D’un point de vue régional, les populations vulnérables de l’Afrique subsaharienne et de la région Proche-Orient et Afrique du Nord sont les plus susceptibles de subir une aggravation de la sous-alimentation à cause du conflit (figure B). Le faible niveau de revenu et la part élevée des dépenses alimentaires qui caractérisent les populations d’Afrique subsaharienne, conjugués à la lourde dépendance des populations du Proche-Orient et de l’Afrique du Nord à l’égard des importations de blé, en particulier de blé ukrainien et russe, sont des facteurs qui rendent les consommateurs pauvres extrêmement vulnérables aux chocs sur les prix du blé, du maïs et des huiles végétales.
FIGURE B Augmentation estimée du nombre de personnes sous-alimentées en 2022, par région
Au-delà de son impact direct sur les approvisionnements alimentaires mondiaux, le conflit engendre un certain nombre de risques supplémentaires qui influeront sur la production et le commerce des produits agricoles. L’agriculture, qui réclame énormément d’énergie, en particulier dans les régions industrialisées, sera inévitablement touchée par la forte hausse des prix de l’énergie. Sachant que les prix des engrais et des autres produits dont la fabrication nécessite beaucoup d’énergie ne font qu’augmenter sous l’effet du conflit, il est attendu que les coûts des intrants, de manière générale, s’envolent. Les prix accrus des intrants se répercuteront en premier lieu sur les coûts de production et, au bout du compte, sur les prix des denrées alimentaires. Ils pourraient aussi faire baisser l’utilisation des intrants, ce qui aurait une incidence négative sur la production végétale dans le monde et, par voie de conséquence, présenterait un risque supplémentaire pour la sécurité alimentaire mondiale dans les prochaines années.
Le conflit et les sanctions économiques imposées à sa suite contre la Fédération de Russie devraient aussi avoir des répercussions sur les taux de change, les niveaux d’endettement et les perspectives de croissance économique générales. En avril 2022, le FMI a publié ses Perspectives de l’économie mondiale, qui annoncent un ralentissement de la croissance mondiale, laquelle passerait de 6,1 pour cent en 2021 à 3,6 pour cent en 2022 et 2023 du fait de la guerre, soit un recul de 0,8 et 0,2 point de pourcentage pour 2022 et 2023, respectivement, par rapport aux projections de janvier 2022. Le FMI prévoit une baisse à deux chiffres du PIB en Ukraine et une importante contraction dans la Fédération de Russie, qui pourraient faire tache d’huile au niveau mondial au travers des marchés de produits, du commerce, des transferts de fonds et des canaux financiers.

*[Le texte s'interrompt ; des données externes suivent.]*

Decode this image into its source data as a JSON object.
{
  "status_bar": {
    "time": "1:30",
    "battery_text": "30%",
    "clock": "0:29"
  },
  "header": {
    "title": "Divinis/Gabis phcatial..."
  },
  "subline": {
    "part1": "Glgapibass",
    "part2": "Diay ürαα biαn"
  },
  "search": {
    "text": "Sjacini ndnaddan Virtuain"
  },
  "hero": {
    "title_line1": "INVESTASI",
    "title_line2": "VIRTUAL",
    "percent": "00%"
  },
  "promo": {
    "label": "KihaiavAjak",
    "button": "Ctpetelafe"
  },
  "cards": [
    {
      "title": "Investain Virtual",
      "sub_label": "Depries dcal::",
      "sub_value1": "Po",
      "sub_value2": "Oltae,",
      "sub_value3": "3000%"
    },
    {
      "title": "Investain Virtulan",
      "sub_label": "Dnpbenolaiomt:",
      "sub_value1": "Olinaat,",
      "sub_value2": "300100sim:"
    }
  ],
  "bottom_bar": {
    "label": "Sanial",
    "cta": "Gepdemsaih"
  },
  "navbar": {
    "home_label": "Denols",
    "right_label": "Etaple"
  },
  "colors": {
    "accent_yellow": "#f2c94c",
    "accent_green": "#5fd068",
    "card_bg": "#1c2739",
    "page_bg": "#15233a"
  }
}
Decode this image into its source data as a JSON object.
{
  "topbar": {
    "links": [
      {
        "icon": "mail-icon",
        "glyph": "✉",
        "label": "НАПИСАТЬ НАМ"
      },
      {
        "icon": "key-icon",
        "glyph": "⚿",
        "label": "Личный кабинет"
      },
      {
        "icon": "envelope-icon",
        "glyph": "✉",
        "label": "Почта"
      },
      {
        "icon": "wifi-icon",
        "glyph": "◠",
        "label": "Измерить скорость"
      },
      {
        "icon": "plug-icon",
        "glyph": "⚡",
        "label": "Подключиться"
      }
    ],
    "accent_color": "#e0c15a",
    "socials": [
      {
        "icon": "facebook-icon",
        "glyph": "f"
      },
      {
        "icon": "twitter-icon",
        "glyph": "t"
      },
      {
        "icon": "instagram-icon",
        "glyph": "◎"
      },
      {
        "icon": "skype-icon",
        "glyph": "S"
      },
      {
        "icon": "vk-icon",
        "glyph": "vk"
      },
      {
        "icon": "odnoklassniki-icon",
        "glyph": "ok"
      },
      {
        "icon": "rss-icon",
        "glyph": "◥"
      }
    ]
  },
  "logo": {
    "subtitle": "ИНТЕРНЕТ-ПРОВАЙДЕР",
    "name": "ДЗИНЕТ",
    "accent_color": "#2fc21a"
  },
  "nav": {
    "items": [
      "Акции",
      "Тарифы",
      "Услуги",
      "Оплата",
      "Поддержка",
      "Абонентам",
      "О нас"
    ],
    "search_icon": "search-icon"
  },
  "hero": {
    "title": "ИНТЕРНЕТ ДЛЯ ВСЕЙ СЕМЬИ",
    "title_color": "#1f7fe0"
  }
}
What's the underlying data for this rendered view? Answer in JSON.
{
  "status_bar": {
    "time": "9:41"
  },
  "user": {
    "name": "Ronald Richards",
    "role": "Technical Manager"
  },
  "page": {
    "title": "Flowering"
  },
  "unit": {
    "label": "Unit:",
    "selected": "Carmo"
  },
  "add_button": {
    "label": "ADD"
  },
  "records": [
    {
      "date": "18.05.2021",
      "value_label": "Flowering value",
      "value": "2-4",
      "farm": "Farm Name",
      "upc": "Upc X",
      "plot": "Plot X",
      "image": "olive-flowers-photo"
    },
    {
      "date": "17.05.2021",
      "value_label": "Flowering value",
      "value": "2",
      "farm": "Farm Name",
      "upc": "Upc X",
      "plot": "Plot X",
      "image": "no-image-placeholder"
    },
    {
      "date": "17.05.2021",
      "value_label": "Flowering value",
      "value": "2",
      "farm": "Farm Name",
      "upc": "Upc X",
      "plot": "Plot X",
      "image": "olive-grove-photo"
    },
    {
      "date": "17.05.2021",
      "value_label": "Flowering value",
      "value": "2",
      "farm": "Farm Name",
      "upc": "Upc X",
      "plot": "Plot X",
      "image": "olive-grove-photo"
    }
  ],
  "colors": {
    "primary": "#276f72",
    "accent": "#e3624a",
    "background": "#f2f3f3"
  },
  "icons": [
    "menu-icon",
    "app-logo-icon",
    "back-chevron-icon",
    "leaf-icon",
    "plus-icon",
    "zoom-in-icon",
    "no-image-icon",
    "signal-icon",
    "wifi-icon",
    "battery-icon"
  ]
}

Le ralentissement de la croissance du PIB dans plusieurs régions du monde affectera la demande mondiale de produits agroalimentaires. En outre, une appréciation durable du dollar, en particulier dans le contexte de la hausse des taux d’intérêt aux États-Unis d’Amérique, pourrait avoir d’importantes conséquences économiques pour les régions en développement et aggraver leur endettement. Même si, à ce stade, il n’est pas possible de déterminer avec certitude l’ensemble des conséquences de la guerre pour l’économie mondiale, celles-ci dépendant de plusieurs facteurs, les pays et les populations pauvres ou très vulnérables devraient être les plus durement touchés par le ralentissement de la croissance économique et le niveau élevé de l’inflation, avec pour conséquences une aggravation de la faim et de la malnutrition (voir encadré 5) et une hausse du coût d’une alimentation saine. Tout ceci interviendrait alors que le monde peine encore à s’extirper de la récession déclenchée par la pandémie de covid-19.

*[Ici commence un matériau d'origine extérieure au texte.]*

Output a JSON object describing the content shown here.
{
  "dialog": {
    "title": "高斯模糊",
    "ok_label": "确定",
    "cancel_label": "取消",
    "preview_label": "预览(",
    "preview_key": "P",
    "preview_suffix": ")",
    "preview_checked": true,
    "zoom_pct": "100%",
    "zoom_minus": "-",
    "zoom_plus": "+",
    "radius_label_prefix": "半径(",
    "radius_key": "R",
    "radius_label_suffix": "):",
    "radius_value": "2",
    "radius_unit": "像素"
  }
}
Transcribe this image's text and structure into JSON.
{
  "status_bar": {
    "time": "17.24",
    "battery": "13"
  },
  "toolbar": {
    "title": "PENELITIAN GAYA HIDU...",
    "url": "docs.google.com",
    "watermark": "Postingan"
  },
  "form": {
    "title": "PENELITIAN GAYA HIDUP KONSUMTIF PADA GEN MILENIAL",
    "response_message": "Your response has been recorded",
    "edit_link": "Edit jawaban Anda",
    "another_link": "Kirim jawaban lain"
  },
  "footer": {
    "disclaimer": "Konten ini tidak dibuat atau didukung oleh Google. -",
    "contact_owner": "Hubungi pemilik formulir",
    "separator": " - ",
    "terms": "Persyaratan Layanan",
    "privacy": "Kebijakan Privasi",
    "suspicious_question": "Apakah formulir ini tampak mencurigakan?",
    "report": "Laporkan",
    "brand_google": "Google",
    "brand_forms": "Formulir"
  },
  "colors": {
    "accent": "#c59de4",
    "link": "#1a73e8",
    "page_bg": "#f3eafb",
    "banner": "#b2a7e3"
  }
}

La crise actuelle accentue les incertitudes qui entourent les projections des niveaux de faim dans le monde à l’horizon 2030, ce qui pourrait avoir une incidence sur les scénarios présentés à la figure 6. Quoiqu’il soit encore trop tôt pour essayer de quantifier les effets du conflit en raison des canaux multiples par lesquels il est susceptible d’affecter l’insécurité alimentaire dans le monde, l’encadré 3 présente des simulations de l’impact potentiel de la guerre en 2022 qui prennent en considération deux des risques induits par le conflit: le risque commercial (qui se traduit par une interruption des exportations de blé et de maïs depuis l’Ukraine) et le risque prix (qui correspond à une hausse des prix des marchandises et de l’énergie).

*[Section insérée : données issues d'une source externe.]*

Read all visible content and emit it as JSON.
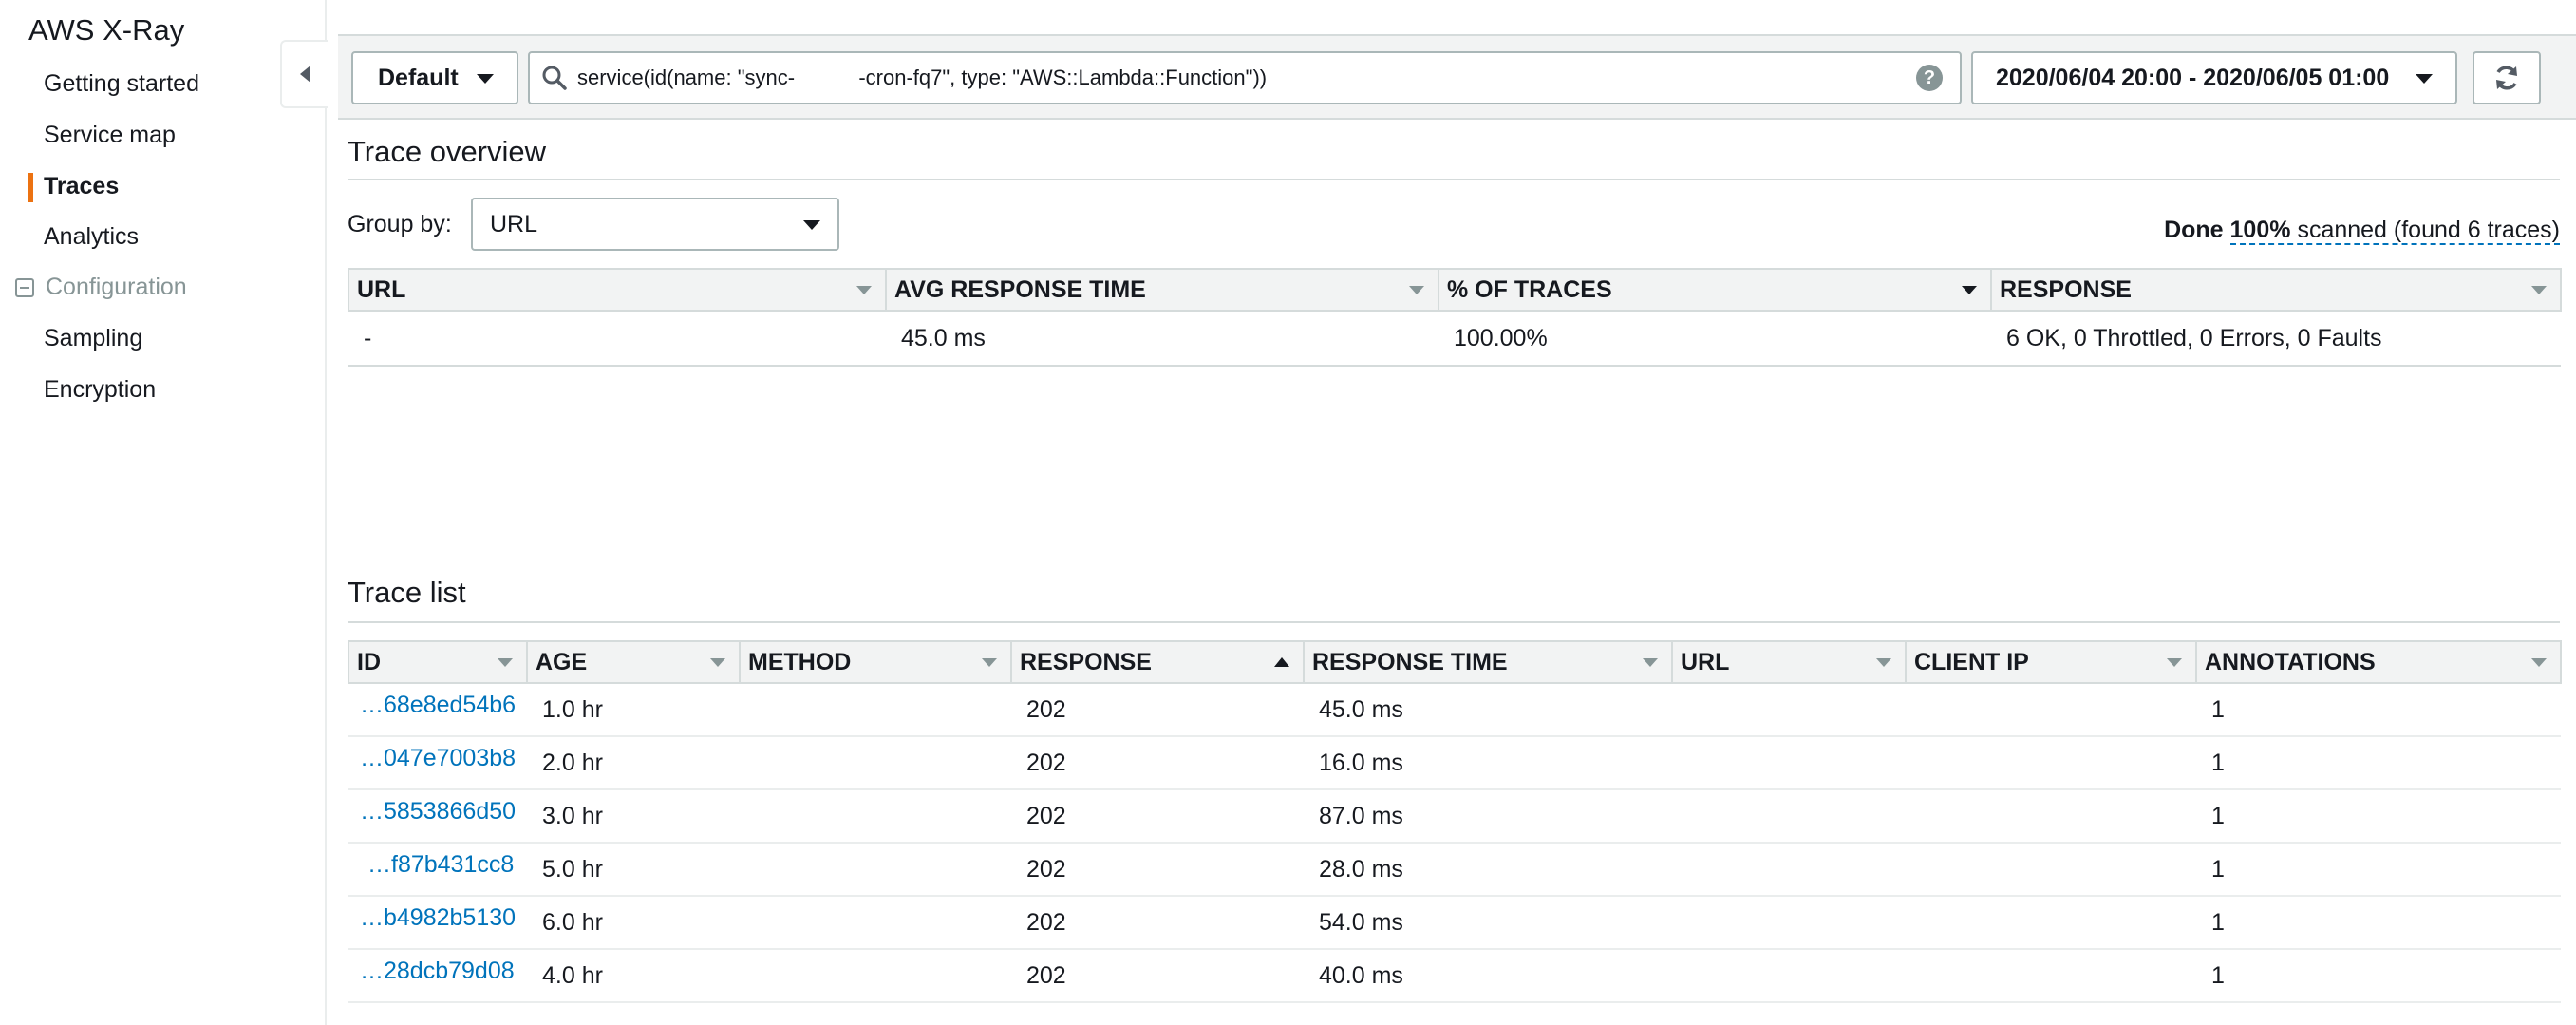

Indicateur 2.1.2 des ODD Prévalence d’une insécurité alimentaire modérée ou grave, évaluée selon l’échelle FIES
L’élimination de la faim est une nécessité impérieuse pour la préservation de la vie et de la dignité humaine. La cible 2.1 des ODD engage le monde à aller encore plus loin en faisant en sorte que chacun ait accès toute l’année à une alimentation saine, nutritive et suffisante. L’indicateur 2.1.2 (prévalence d’une insécurité alimentaire modérée ou grave, évaluée à l’aide de l’échelle FIES) est utilisé pour suivre les progrès réalisés vers l’objectif ambitieux consistant à assurer à tous l’accès à une alimentation adéquate.
L’échelle FIES permet aussi d’estimer la prévalence de l’insécurité alimentaire à des niveaux graves uniquement, offrant une grille de lecture supplémentaire pour le suivi de la faim. Bien qu’obtenue à l’aide de données et de méthodes très différentes de celles qui servent à mesurer la prévalence de la sous-alimentation (voir l’annexe 1B), la prévalence de l’insécurité alimentaire grave devrait être en corrélation avec la PoU pour toutes les populations. Il est en effet peu probable que les personnes en situation d’insécurité alimentaire grave soient en mesure d’acquérir suffisamment de nourriture pour satisfaire en permanence leurs besoins énergétiques alimentaires, ce qui correspond au concept de sous-alimentation chronique mesuré par la PoU3,18.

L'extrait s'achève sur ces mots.